Maybe it would be better/easier to approach the problem by looking at methods to filter out the unwanted data post-analysis rather than trying to try to manipulate a db on the front-end? Thoughts? Suggestions on paths forward?
This sounds like a much less involved approach to me. filter-seqs could be used to remove any seqs that have less than X% similarity to a small set of organisms of interest, potentially streamlining downstream analysis.
Building a database is comparably easy. Validating it is a much more involved task and colossal may be an appropriate word depending on the goals/circumstances. The issue is that if you, e.g., created a custom database containing only your organisms of interest then you may receive many false-positives when you attempt to classify those sequences.

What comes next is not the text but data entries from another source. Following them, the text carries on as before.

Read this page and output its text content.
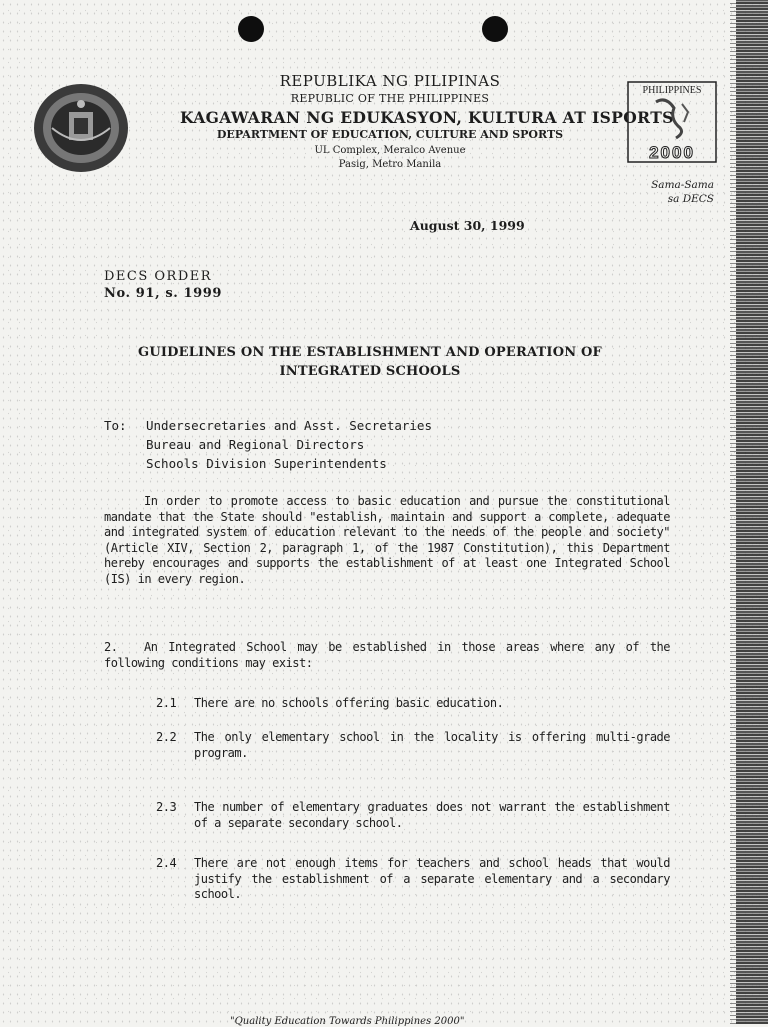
REPUBLIKA NG PILIPINAS
REPUBLIC OF THE PHILIPPINES
KAGAWARAN NG EDUKASYON, KULTURA AT ISPORTS
DEPARTMENT OF EDUCATION, CULTURE AND SPORTS
UL Complex, Meralco Avenue
Pasig, Metro Manila
PHILIPPINES
2000
Sama-Sama
sa DECS
August 30, 1999
DECS ORDER
No. 91, s. 1999
GUIDELINES ON THE ESTABLISHMENT AND OPERATION OF
INTEGRATED SCHOOLS
To: Undersecretaries and Asst. Secretaries
Bureau and Regional Directors
Schools Division Superintendents
In order to promote access to basic education and pursue the constitutional mandate that the State should "establish, maintain and support a complete, adequate and integrated system of education relevant to the needs of the people and society" (Article XIV, Section 2, paragraph 1, of the 1987 Constitution), this Department hereby encourages and supports the establishment of at least one Integrated School (IS) in every region.
2. An Integrated School may be established in those areas where any of the following conditions may exist:
2.1 There are no schools offering basic education.
2.2 The only elementary school in the locality is offering multi-grade program.
2.3 The number of elementary graduates does not warrant the establishment of a separate secondary school.
2.4 There are not enough items for teachers and school heads that would justify the establishment of a separate elementary and a secondary school.
"Quality Education Towards Philippines 2000"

So doing this for a well-characterized system is relatively simple, but for very diverse sample types this becomes much more challenging.
What sort of test datasets are you using to determine the best approach? If you already have appropriate simulated/artificial test data, then you can use these to validate a custom database (e.g., to evaluate overall false positive/negative detection). That makes this task much more feasible.
For your specific goal, I bet doing a direct search of all your demultiplexed, dereplicated reads against a small database using VSEARCH or SortMeRNA would be really fast. You could tune the search settings to reach the desired sensitivity by using your test data set.
Do you already have a test data set?
If you don’t already have one, all you need to include are
Positive control samples with just your specific taxa. You can use real samples or make samples computationally.
Negative control samples with none of your taxa of interest. Real or synthetic works well.
Mixed samples with some of your taxa, and also some other reads too.
Then you run that data set through a pipeline and see if those taxa are in the right samples. This will give you any false positives and false negatives. Who knows, qiime 2 might already perform very well.